Today is the 20th anniversary of Susan Smith driving her car, with her two little boys strapped in the backseat, into a lake. She told police she was carjacked, but later confessed to the murders. She is serving a life sentence in a South Carolina prison. I remember being a young college student, who didn’t have a clue what being a mother was like, watching that story and thinking what a terrible person she must be. Today, as a mother of two, I still have the same thoughts on that judgment of her actions, but I can understand how a mother, especially one with mental instability, could snap. I wonder if Ms Smith had anyone to encourage her, to offer to bare some of her load or to get good advice from. I feel like women like her who make the headlines with their horrific parental decisions probably all share the common characteristic of loneliness. I wonder if she never told anyone of her struggles because she was afraid of being judged.

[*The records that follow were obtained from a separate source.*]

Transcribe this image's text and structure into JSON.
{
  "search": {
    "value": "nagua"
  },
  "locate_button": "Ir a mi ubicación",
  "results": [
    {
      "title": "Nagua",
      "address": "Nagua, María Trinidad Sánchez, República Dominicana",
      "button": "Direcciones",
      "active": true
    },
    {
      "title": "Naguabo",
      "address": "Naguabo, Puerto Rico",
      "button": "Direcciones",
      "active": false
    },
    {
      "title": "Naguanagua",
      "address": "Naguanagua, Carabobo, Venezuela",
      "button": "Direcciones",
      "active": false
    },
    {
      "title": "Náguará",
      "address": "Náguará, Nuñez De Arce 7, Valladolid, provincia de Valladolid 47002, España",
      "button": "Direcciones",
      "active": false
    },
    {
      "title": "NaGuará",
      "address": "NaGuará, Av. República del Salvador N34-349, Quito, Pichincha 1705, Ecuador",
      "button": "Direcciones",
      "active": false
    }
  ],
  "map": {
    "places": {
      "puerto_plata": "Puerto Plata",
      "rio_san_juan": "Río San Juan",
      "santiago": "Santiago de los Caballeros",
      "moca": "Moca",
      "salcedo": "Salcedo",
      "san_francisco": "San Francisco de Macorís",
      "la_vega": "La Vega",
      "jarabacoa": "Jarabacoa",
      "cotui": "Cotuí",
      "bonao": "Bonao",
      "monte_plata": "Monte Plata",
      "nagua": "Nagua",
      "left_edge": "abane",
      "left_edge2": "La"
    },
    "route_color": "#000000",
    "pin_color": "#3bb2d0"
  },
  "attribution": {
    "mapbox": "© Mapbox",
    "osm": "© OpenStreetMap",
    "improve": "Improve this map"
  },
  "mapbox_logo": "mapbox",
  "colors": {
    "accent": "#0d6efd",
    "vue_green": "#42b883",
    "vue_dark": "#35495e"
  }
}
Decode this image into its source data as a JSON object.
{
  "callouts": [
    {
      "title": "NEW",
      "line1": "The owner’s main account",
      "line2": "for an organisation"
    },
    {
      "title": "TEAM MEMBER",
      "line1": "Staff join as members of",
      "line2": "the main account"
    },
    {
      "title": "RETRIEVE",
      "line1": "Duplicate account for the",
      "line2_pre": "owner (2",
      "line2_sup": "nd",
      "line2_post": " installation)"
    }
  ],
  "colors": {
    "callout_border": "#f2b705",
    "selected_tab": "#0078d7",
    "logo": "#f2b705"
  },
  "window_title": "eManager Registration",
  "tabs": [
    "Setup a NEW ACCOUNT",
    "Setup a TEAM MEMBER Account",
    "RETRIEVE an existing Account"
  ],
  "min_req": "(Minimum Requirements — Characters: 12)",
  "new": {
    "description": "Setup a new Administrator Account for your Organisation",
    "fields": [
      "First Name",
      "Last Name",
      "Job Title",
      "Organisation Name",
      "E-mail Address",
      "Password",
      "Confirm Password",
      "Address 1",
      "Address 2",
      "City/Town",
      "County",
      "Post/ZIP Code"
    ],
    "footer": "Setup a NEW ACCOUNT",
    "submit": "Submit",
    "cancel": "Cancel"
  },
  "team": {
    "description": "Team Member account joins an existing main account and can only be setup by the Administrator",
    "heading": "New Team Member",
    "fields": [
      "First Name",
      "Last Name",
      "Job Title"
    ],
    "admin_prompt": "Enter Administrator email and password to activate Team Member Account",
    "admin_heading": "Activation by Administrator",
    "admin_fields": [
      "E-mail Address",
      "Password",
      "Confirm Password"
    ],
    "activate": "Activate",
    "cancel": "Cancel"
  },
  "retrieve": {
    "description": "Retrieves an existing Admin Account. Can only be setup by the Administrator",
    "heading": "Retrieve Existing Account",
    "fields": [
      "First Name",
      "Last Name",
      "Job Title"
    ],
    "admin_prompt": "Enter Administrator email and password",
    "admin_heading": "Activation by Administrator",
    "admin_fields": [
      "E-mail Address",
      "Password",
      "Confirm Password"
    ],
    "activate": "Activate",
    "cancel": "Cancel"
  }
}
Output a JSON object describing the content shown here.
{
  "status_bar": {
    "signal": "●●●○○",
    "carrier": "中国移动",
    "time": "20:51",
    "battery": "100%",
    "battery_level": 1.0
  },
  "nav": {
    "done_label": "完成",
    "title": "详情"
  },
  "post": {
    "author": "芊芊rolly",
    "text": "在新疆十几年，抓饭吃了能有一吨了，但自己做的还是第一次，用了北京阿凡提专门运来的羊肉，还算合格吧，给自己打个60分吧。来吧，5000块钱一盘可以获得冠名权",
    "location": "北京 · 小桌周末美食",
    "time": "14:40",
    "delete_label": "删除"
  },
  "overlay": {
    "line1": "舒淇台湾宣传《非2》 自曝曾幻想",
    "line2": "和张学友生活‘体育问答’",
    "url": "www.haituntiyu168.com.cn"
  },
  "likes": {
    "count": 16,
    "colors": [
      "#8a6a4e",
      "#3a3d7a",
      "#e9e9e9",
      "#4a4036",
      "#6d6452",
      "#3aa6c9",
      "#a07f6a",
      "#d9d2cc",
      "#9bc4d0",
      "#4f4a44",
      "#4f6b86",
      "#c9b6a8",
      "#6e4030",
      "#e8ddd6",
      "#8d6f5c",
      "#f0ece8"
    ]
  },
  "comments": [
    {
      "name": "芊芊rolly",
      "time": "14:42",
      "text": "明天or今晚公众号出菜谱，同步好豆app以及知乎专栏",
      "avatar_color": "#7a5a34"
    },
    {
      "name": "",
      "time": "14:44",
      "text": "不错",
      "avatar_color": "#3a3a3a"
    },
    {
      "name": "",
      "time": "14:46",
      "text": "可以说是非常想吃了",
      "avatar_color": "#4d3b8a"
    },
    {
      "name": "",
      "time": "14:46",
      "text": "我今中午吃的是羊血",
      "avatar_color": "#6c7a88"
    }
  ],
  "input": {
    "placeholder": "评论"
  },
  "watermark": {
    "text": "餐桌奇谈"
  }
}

For this reason, I’ve decided to make an intentional effort to support the mom’s in my life. Full disclosure… women who give their toddlers Mountain Dew in sippy cups, smoke cigarettes in cars with their kids in the backseat or do anything on a list of things one can do that would cause social workers and/or the po-po to have a legit reason to show up at their door are exempt from my goal of becoming a non-judgmental mother of other mothers. I feel like those mom’s probably need advice from someone a couple pay grades above me whom would be able to give better counsel. Everyone else not included in that previous sentence should know that they have my support. I promise that I will try to not compare my parenting style to yours in a negative way. I will do my best to not say anything to you to deflate you as a mother. I’d ask you do the same for me. Even when I do something like make my kid finish their sandwich only to discover the bread was molded or when I let my 12 year old watch a PG-13 movie. Let’s work on supporting and building each other up. This could be the beginning of a great thing.

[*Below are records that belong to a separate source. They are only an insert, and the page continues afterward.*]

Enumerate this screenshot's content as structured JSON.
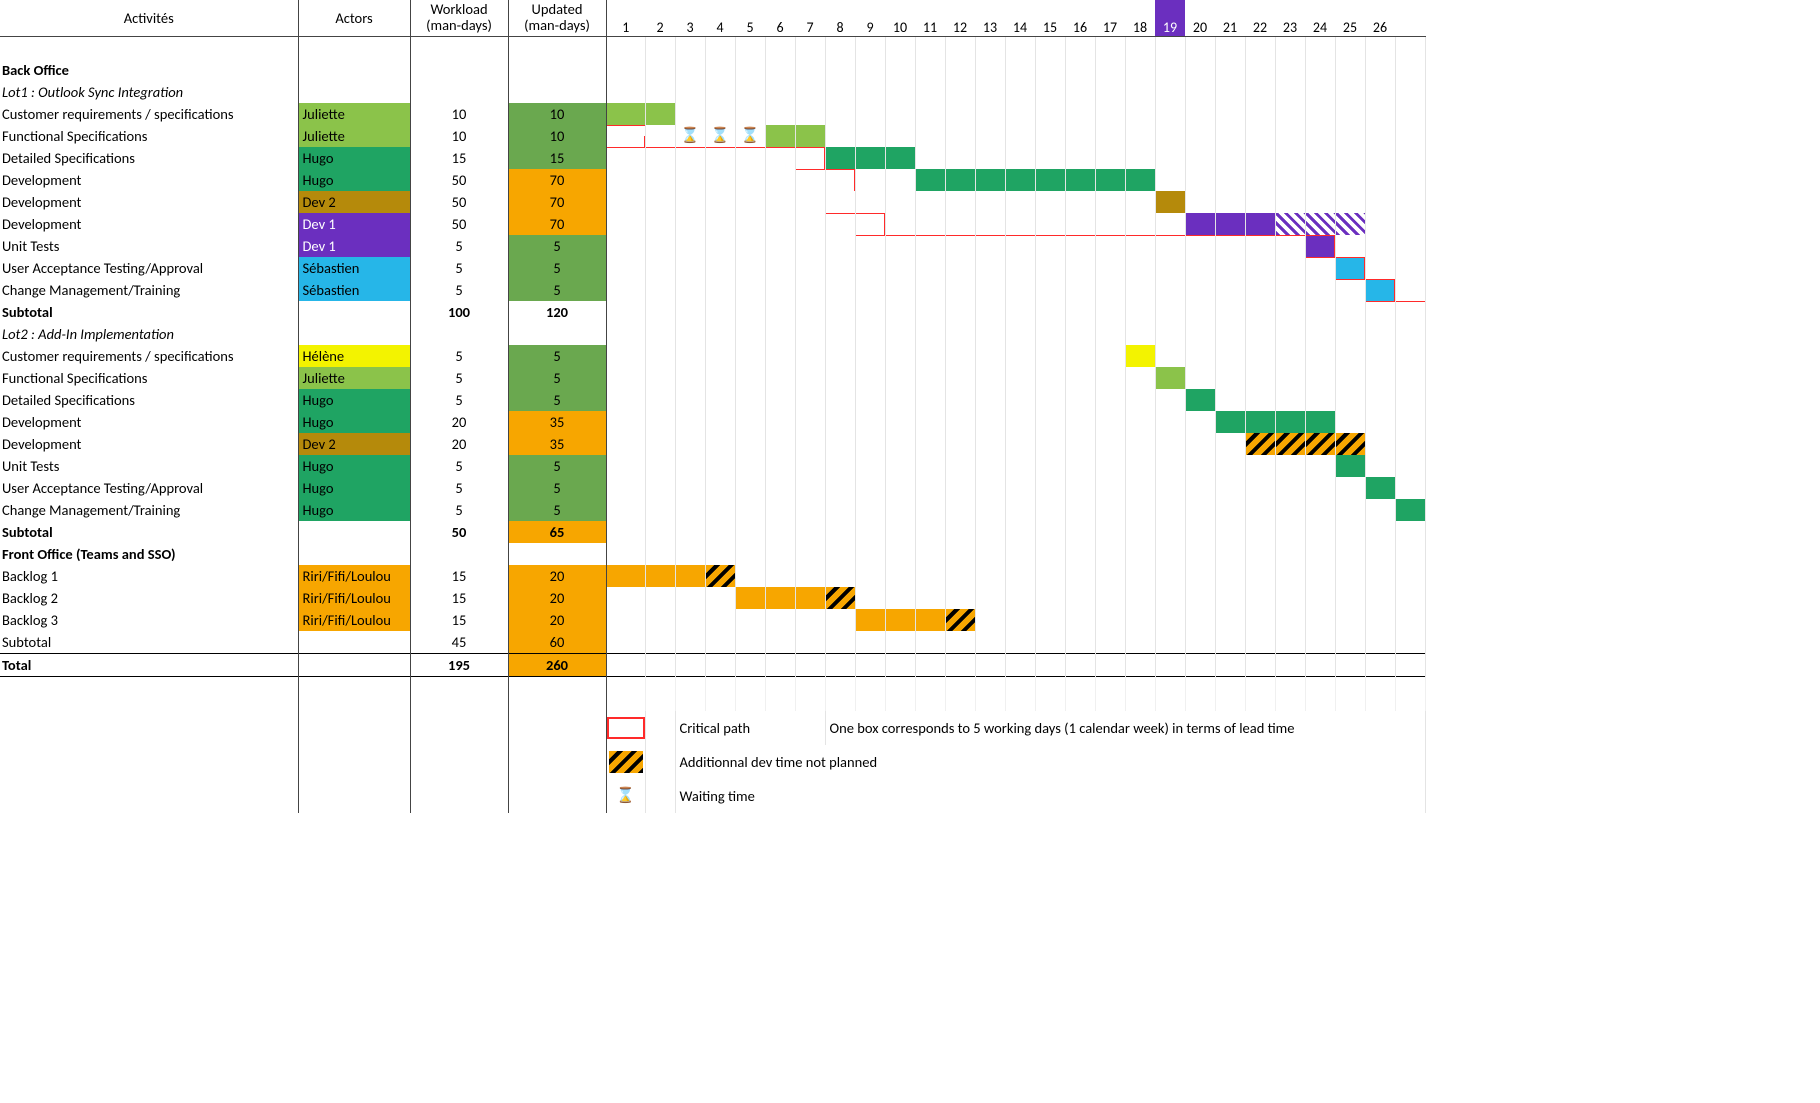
{
  "headers": {
    "activities": "Activités",
    "actors": "Actors",
    "workload": "Workload\n(man-days)",
    "updated": "Updated\n(man-days)"
  },
  "weeks": [
    "1",
    "2",
    "3",
    "4",
    "5",
    "6",
    "7",
    "8",
    "9",
    "10",
    "11",
    "12",
    "13",
    "14",
    "15",
    "16",
    "17",
    "18",
    "19",
    "20",
    "21",
    "22",
    "23",
    "24",
    "25",
    "26"
  ],
  "highlight_week_index": 18,
  "hourglass": "⌛",
  "actor_colors": {
    "Juliette": "c-lg",
    "Hugo": "c-g",
    "Dev 2": "c-ol",
    "Dev 1": "c-pu",
    "Sébastien": "c-cy",
    "Hélène": "c-ye",
    "Riri/Fifi/Loulou": "c-or"
  },
  "rows": [
    {
      "style": "empty"
    },
    {
      "style": "b",
      "act": "Back Office"
    },
    {
      "style": "i",
      "act": "Lot1 : Outlook Sync Integration"
    },
    {
      "act": "Customer requirements / specifications",
      "actor": "Juliette",
      "wl": "10",
      "upd": "10",
      "upd_bg": "c-mg",
      "bars": [
        {
          "start": 1,
          "end": 2,
          "cls": "c-lg"
        }
      ]
    },
    {
      "act": "Functional Specifications",
      "actor": "Juliette",
      "wl": "10",
      "upd": "10",
      "upd_bg": "c-mg",
      "bars": [
        {
          "start": 6,
          "end": 7,
          "cls": "c-lg"
        }
      ],
      "hourglass": [
        3,
        4,
        5
      ],
      "crit_start": 1
    },
    {
      "act": "Detailed Specifications",
      "actor": "Hugo",
      "wl": "15",
      "upd": "15",
      "upd_bg": "c-mg",
      "bars": [
        {
          "start": 8,
          "end": 10,
          "cls": "c-g"
        }
      ],
      "crit_h": {
        "from": 1,
        "to": 7
      },
      "crit_v": 7
    },
    {
      "act": "Development",
      "actor": "Hugo",
      "wl": "50",
      "upd": "70",
      "upd_bg": "c-or",
      "bars": [
        {
          "start": 11,
          "end": 18,
          "cls": "c-g"
        }
      ],
      "crit_h": {
        "from": 7,
        "to": 8
      },
      "crit_v": 8
    },
    {
      "act": "Development",
      "actor": "Dev 2",
      "wl": "50",
      "upd": "70",
      "upd_bg": "c-or",
      "bars": [
        {
          "start": 19,
          "end": 19,
          "cls": "c-ol"
        }
      ]
    },
    {
      "act": "Development",
      "actor": "Dev 1",
      "wl": "50",
      "upd": "70",
      "upd_bg": "c-or",
      "bars": [
        {
          "start": 20,
          "end": 22,
          "cls": "c-pu"
        },
        {
          "start": 23,
          "end": 25,
          "cls": "hatch-p"
        }
      ],
      "crit_h": {
        "from": 8,
        "to": 9
      },
      "crit_v": 9
    },
    {
      "act": "Unit Tests",
      "actor": "Dev 1",
      "wl": "5",
      "upd": "5",
      "upd_bg": "c-mg",
      "bars": [
        {
          "start": 24,
          "end": 24,
          "cls": "c-pu"
        }
      ],
      "crit_h": {
        "from": 9,
        "to": 24
      },
      "crit_v": 24
    },
    {
      "act": "User Acceptance Testing/Approval",
      "actor": "Sébastien",
      "wl": "5",
      "upd": "5",
      "upd_bg": "c-mg",
      "bars": [
        {
          "start": 25,
          "end": 25,
          "cls": "c-cy"
        }
      ],
      "crit_h": {
        "from": 24,
        "to": 25
      },
      "crit_v": 25
    },
    {
      "act": "Change Management/Training",
      "actor": "Sébastien",
      "wl": "5",
      "upd": "5",
      "upd_bg": "c-mg",
      "bars": [
        {
          "start": 26,
          "end": 26,
          "cls": "c-cy"
        }
      ],
      "crit_h": {
        "from": 25,
        "to": 26
      },
      "crit_v": 26
    },
    {
      "style": "b",
      "act": "Subtotal",
      "wl": "100",
      "upd": "120",
      "crit_h": {
        "from": 26,
        "to": 27
      }
    },
    {
      "style": "i",
      "act": "Lot2 : Add-In Implementation"
    },
    {
      "act": "Customer requirements / specifications",
      "actor": "Hélène",
      "wl": "5",
      "upd": "5",
      "upd_bg": "c-mg",
      "bars": [
        {
          "start": 18,
          "end": 18,
          "cls": "c-ye"
        }
      ]
    },
    {
      "act": "Functional Specifications",
      "actor": "Juliette",
      "wl": "5",
      "upd": "5",
      "upd_bg": "c-mg",
      "bars": [
        {
          "start": 19,
          "end": 19,
          "cls": "c-lg"
        }
      ]
    },
    {
      "act": "Detailed Specifications",
      "actor": "Hugo",
      "wl": "5",
      "upd": "5",
      "upd_bg": "c-mg",
      "bars": [
        {
          "start": 20,
          "end": 20,
          "cls": "c-g"
        }
      ]
    },
    {
      "act": "Development",
      "actor": "Hugo",
      "wl": "20",
      "upd": "35",
      "upd_bg": "c-or",
      "bars": [
        {
          "start": 21,
          "end": 24,
          "cls": "c-g"
        }
      ]
    },
    {
      "act": "Development",
      "actor": "Dev 2",
      "wl": "20",
      "upd": "35",
      "upd_bg": "c-or",
      "bars": [
        {
          "start": 22,
          "end": 25,
          "cls": "hatch-y"
        }
      ]
    },
    {
      "act": "Unit Tests",
      "actor": "Hugo",
      "wl": "5",
      "upd": "5",
      "upd_bg": "c-mg",
      "bars": [
        {
          "start": 25,
          "end": 25,
          "cls": "c-g"
        }
      ]
    },
    {
      "act": "User Acceptance Testing/Approval",
      "actor": "Hugo",
      "wl": "5",
      "upd": "5",
      "upd_bg": "c-mg",
      "bars": [
        {
          "start": 26,
          "end": 26,
          "cls": "c-g"
        }
      ]
    },
    {
      "act": "Change Management/Training",
      "actor": "Hugo",
      "wl": "5",
      "upd": "5",
      "upd_bg": "c-mg",
      "bars": [
        {
          "start": 27,
          "end": 27,
          "cls": "c-g"
        }
      ]
    },
    {
      "style": "b",
      "act": "Subtotal",
      "wl": "50",
      "upd": "65",
      "upd_bg": "c-or"
    },
    {
      "style": "b",
      "act": "Front Office (Teams and SSO)"
    },
    {
      "act": "Backlog 1",
      "actor": "Riri/Fifi/Loulou",
      "wl": "15",
      "upd": "20",
      "upd_bg": "c-or",
      "bars": [
        {
          "start": 1,
          "end": 3,
          "cls": "c-or"
        },
        {
          "start": 4,
          "end": 4,
          "cls": "hatch-y"
        }
      ]
    },
    {
      "act": "Backlog 2",
      "actor": "Riri/Fifi/Loulou",
      "wl": "15",
      "upd": "20",
      "upd_bg": "c-or",
      "bars": [
        {
          "start": 5,
          "end": 7,
          "cls": "c-or"
        },
        {
          "start": 8,
          "end": 8,
          "cls": "hatch-y"
        }
      ]
    },
    {
      "act": "Backlog 3",
      "actor": "Riri/Fifi/Loulou",
      "wl": "15",
      "upd": "20",
      "upd_bg": "c-or",
      "bars": [
        {
          "start": 9,
          "end": 11,
          "cls": "c-or"
        },
        {
          "start": 12,
          "end": 12,
          "cls": "hatch-y"
        }
      ]
    },
    {
      "act": "Subtotal",
      "wl": "45",
      "upd": "60",
      "upd_bg": "c-or"
    },
    {
      "style": "b",
      "act": "Total",
      "wl": "195",
      "upd": "260",
      "upd_bg": "c-or",
      "topline": true
    }
  ],
  "legend": {
    "critical": "Critical path",
    "notes": "One box corresponds to 5 working days (1 calendar week) in terms of lead time",
    "additional": "Additionnal dev time not planned",
    "waiting": "Waiting time"
  },
  "chart_data": {
    "type": "gantt",
    "title": "",
    "x_unit": "week (1 box = 5 working days)",
    "columns": [
      "Activités",
      "Actors",
      "Workload (man-days)",
      "Updated (man-days)"
    ],
    "highlight_week": 19,
    "groups": [
      {
        "name": "Back Office",
        "lots": [
          {
            "name": "Lot1 : Outlook Sync Integration",
            "tasks": [
              {
                "name": "Customer requirements / specifications",
                "actor": "Juliette",
                "workload": 10,
                "updated": 10,
                "bars": [
                  {
                    "from": 1,
                    "to": 2,
                    "kind": "plan"
                  }
                ]
              },
              {
                "name": "Functional Specifications",
                "actor": "Juliette",
                "workload": 10,
                "updated": 10,
                "bars": [
                  {
                    "from": 6,
                    "to": 7,
                    "kind": "plan"
                  }
                ],
                "waiting": [
                  3,
                  4,
                  5
                ]
              },
              {
                "name": "Detailed Specifications",
                "actor": "Hugo",
                "workload": 15,
                "updated": 15,
                "bars": [
                  {
                    "from": 8,
                    "to": 10,
                    "kind": "plan"
                  }
                ]
              },
              {
                "name": "Development",
                "actor": "Hugo",
                "workload": 50,
                "updated": 70,
                "bars": [
                  {
                    "from": 11,
                    "to": 18,
                    "kind": "plan"
                  }
                ]
              },
              {
                "name": "Development",
                "actor": "Dev 2",
                "workload": 50,
                "updated": 70,
                "bars": [
                  {
                    "from": 19,
                    "to": 19,
                    "kind": "plan"
                  }
                ]
              },
              {
                "name": "Development",
                "actor": "Dev 1",
                "workload": 50,
                "updated": 70,
                "bars": [
                  {
                    "from": 20,
                    "to": 22,
                    "kind": "plan"
                  },
                  {
                    "from": 23,
                    "to": 25,
                    "kind": "additional"
                  }
                ]
              },
              {
                "name": "Unit Tests",
                "actor": "Dev 1",
                "workload": 5,
                "updated": 5,
                "bars": [
                  {
                    "from": 24,
                    "to": 24,
                    "kind": "plan"
                  }
                ]
              },
              {
                "name": "User Acceptance Testing/Approval",
                "actor": "Sébastien",
                "workload": 5,
                "updated": 5,
                "bars": [
                  {
                    "from": 25,
                    "to": 25,
                    "kind": "plan"
                  }
                ]
              },
              {
                "name": "Change Management/Training",
                "actor": "Sébastien",
                "workload": 5,
                "updated": 5,
                "bars": [
                  {
                    "from": 26,
                    "to": 26,
                    "kind": "plan"
                  }
                ]
              }
            ],
            "subtotal": {
              "workload": 100,
              "updated": 120
            }
          },
          {
            "name": "Lot2 : Add-In Implementation",
            "tasks": [
              {
                "name": "Customer requirements / specifications",
                "actor": "Hélène",
                "workload": 5,
                "updated": 5,
                "bars": [
                  {
                    "from": 18,
                    "to": 18,
                    "kind": "plan"
                  }
                ]
              },
              {
                "name": "Functional Specifications",
                "actor": "Juliette",
                "workload": 5,
                "updated": 5,
                "bars": [
                  {
                    "from": 19,
                    "to": 19,
                    "kind": "plan"
                  }
                ]
              },
              {
                "name": "Detailed Specifications",
                "actor": "Hugo",
                "workload": 5,
                "updated": 5,
                "bars": [
                  {
                    "from": 20,
                    "to": 20,
                    "kind": "plan"
                  }
                ]
              },
              {
                "name": "Development",
                "actor": "Hugo",
                "workload": 20,
                "updated": 35,
                "bars": [
                  {
                    "from": 21,
                    "to": 24,
                    "kind": "plan"
                  }
                ]
              },
              {
                "name": "Development",
                "actor": "Dev 2",
                "workload": 20,
                "updated": 35,
                "bars": [
                  {
                    "from": 22,
                    "to": 25,
                    "kind": "additional"
                  }
                ]
              },
              {
                "name": "Unit Tests",
                "actor": "Hugo",
                "workload": 5,
                "updated": 5,
                "bars": [
                  {
                    "from": 25,
                    "to": 25,
                    "kind": "plan"
                  }
                ]
              },
              {
                "name": "User Acceptance Testing/Approval",
                "actor": "Hugo",
                "workload": 5,
                "updated": 5,
                "bars": [
                  {
                    "from": 26,
                    "to": 26,
                    "kind": "plan"
                  }
                ]
              },
              {
                "name": "Change Management/Training",
                "actor": "Hugo",
                "workload": 5,
                "updated": 5,
                "bars": [
                  {
                    "from": 27,
                    "to": 27,
                    "kind": "plan"
                  }
                ]
              }
            ],
            "subtotal": {
              "workload": 50,
              "updated": 65
            }
          }
        ]
      },
      {
        "name": "Front Office (Teams and SSO)",
        "tasks": [
          {
            "name": "Backlog 1",
            "actor": "Riri/Fifi/Loulou",
            "workload": 15,
            "updated": 20,
            "bars": [
              {
                "from": 1,
                "to": 3,
                "kind": "plan"
              },
              {
                "from": 4,
                "to": 4,
                "kind": "additional"
              }
            ]
          },
          {
            "name": "Backlog 2",
            "actor": "Riri/Fifi/Loulou",
            "workload": 15,
            "updated": 20,
            "bars": [
              {
                "from": 5,
                "to": 7,
                "kind": "plan"
              },
              {
                "from": 8,
                "to": 8,
                "kind": "additional"
              }
            ]
          },
          {
            "name": "Backlog 3",
            "actor": "Riri/Fifi/Loulou",
            "workload": 15,
            "updated": 20,
            "bars": [
              {
                "from": 9,
                "to": 11,
                "kind": "plan"
              },
              {
                "from": 12,
                "to": 12,
                "kind": "additional"
              }
            ]
          }
        ],
        "subtotal": {
          "workload": 45,
          "updated": 60
        }
      }
    ],
    "total": {
      "workload": 195,
      "updated": 260
    },
    "critical_path_weeks": [
      1,
      7,
      8,
      9,
      24,
      25,
      26
    ],
    "legend": [
      "Critical path",
      "Additionnal dev time not planned",
      "Waiting time"
    ]
  }
}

Whether you are a stay-at-home mom or work-a-job-that-mails-you-a-W2 mom, you have a tough job. I’ve had both of those positions and they both come with their own unique set of challenges. I was a stay-at-home mom to two of the smartest, most adorable chubby cheeked babies on the planet. I had that job for all of 18 months before I dang near lost my mind and needed a job out of the house. I went back to work and loved most every minute of it until those chubby cheeked babies turned into pre-teen middle schoolers and my attention was needed back home. Now, after several years, I’m back to doing the domestic engineer gig again. My have the times changed. The last time I stayed at home I was changing diapers and listening to Toy Story 2 on repeat during the course of the day until I cried. This go around I’m more of an unpaid taxi cab driver enduring kid’s hormonal craziness. One thing that didn’t change is the need to feel like I’m succeeding. The criticisms I get as a stay at home mom hurt as much as the ones I got for working.
I’m blessed with several great friends who are also mothers. I can call them and vent or ask for advice, and know that I won’t be judged by them. Whether you work outside the home or inside the home, only feed your kids homemade organic dinners or slide on two wheels through a drive thru window on your way home from the office you’re doing your best. Being a mother is a hard job no matter how you slice it. I’m so grateful for my judgment free mom friends. Like the one who told me, “It’s okay Amanda. You didn’t know. He didn’t die. It’s fine.” When I called her crying because my fussy son (he was 5 years old at the time) who I’d been telling to toughen up about his sore thumb for a whole week had actually broken his wrist and was now in a cast.
I think my favorite SNL alum says it best, “Obviously, as an adult I realize this girl-on-girl sabotage is the third worst kind of female behavior, right behind saying ‘like’ all the time and leaving your baby in a dumpster.”